Cette situation découle d’un projet de l’administration américaine visant à transférer ces anciens alliés (interprètes, agents de sécurité) vers des pays tiers comme la RDC.
Pourquoi refusent-ils de venir ? À en croire les propos rapportés par les migrants, par la voix de leurs représentants et d’ONG, plusieurs raisons majeures sont invoquées :
- Insécurité persistante : ils estiment que la République démocratique du Congo, déjà en proie à ses propres conflits armés et à une crise de déplacement interne massive, ne pourrait pas garantir leur sécurité.

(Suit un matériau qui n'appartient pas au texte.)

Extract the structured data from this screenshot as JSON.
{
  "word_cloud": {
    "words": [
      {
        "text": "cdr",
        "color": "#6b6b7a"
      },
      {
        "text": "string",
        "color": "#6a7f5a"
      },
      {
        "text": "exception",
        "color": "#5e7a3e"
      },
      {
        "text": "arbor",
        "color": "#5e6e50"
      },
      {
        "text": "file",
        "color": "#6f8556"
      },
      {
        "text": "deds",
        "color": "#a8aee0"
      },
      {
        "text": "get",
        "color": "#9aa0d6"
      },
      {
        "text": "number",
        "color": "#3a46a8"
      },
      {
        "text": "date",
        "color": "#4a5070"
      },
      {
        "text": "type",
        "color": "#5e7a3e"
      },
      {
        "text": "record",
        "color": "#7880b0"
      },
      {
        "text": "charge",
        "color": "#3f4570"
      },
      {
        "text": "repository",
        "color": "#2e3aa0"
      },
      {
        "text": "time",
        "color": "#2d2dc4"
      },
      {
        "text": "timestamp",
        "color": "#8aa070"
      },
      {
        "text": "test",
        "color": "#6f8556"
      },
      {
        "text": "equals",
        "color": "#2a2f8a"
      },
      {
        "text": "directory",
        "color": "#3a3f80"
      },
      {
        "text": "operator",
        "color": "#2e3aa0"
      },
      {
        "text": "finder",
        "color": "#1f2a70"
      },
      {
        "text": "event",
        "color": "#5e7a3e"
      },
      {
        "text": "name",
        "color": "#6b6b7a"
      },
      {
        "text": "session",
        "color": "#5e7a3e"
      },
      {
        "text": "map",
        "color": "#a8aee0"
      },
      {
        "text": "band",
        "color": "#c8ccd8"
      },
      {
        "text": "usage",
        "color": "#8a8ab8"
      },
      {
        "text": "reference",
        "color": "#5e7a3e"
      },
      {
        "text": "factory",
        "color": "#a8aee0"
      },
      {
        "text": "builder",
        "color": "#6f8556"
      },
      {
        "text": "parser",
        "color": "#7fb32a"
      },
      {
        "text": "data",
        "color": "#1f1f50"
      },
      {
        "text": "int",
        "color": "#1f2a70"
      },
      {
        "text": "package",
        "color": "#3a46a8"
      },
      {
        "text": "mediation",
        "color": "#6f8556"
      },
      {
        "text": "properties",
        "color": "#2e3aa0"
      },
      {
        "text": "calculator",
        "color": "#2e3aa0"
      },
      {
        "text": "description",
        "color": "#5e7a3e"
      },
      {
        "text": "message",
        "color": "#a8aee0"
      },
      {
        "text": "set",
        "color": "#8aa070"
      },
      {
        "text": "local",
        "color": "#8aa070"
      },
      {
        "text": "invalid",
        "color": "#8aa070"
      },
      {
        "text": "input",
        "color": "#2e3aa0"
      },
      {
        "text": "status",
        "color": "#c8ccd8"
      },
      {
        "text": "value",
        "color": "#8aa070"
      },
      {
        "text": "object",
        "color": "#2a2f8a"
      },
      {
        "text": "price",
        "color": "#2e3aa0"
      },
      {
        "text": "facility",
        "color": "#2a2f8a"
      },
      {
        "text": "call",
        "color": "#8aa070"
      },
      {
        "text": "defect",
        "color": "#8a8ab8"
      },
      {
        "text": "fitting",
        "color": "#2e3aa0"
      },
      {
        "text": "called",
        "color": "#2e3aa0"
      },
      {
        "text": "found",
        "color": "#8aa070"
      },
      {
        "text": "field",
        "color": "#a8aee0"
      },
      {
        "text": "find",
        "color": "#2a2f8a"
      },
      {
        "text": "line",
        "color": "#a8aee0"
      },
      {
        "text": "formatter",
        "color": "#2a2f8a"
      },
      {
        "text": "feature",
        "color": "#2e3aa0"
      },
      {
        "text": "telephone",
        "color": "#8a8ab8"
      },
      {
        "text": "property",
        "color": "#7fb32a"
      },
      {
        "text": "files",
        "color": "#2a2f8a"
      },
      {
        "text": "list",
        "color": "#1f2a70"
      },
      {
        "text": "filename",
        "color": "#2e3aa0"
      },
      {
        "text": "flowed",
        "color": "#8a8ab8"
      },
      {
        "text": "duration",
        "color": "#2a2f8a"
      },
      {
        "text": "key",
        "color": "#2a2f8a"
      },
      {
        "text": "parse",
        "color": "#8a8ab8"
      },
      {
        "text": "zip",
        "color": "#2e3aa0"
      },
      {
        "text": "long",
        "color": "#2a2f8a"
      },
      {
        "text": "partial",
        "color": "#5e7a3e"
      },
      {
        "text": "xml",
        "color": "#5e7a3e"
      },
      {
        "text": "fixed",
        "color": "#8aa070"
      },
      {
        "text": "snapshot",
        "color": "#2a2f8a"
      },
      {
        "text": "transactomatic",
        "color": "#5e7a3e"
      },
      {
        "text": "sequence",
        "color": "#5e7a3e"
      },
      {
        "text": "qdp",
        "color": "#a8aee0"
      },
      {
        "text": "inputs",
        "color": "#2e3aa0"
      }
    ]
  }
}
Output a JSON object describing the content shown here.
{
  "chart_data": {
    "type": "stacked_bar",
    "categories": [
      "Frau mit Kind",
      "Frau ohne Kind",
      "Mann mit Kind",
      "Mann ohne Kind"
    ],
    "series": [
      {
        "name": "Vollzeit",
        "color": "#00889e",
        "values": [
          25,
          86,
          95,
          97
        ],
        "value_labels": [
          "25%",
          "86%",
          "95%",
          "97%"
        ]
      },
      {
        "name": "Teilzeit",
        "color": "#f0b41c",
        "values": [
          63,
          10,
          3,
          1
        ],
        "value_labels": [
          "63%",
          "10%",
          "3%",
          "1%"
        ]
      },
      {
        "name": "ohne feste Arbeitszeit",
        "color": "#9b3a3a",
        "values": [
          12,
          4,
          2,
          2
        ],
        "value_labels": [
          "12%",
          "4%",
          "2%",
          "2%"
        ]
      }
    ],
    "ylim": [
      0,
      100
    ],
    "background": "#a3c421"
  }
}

- Absence d’attaches : les migrants soulignent qu’ils n’ont aucune famille sur place en RDC, qu’ils ne parlent pas les langues locales et qu’ils ne disposent d’aucun statut légal défini.
- Risque de déportation : ces migrants craindraient que le gouvernement congolais ne finisse par les renvoyer en Afghanistan, où ils risquent des représailles des talibans pour avoir collaboré avec les États-Unis.
- Promesse non tenue : ils exigeraient le respect de l’engagement initial de Washington, celui de les réinstaller sur le sol américain après leur évacuation de Kaboul en 2021.
En RDC, cette éventualité suscite également de vives critiques. Des figures de l’opposition, comme Martin Fayulu, auraient qualifié ce projet d’acte de « sabotage », s’inquiétant de la capacité du pays à absorber de nouveaux réfugiés alors qu’il compte déjà des millions de déplacés internes.
Pour l’heure, bien que des négociations soient rapportées par des médias étrangers, les autorités de la RDC n’auraient pas encore fait de déclaration officielle confirmant l’accueil de ce groupe spécifique.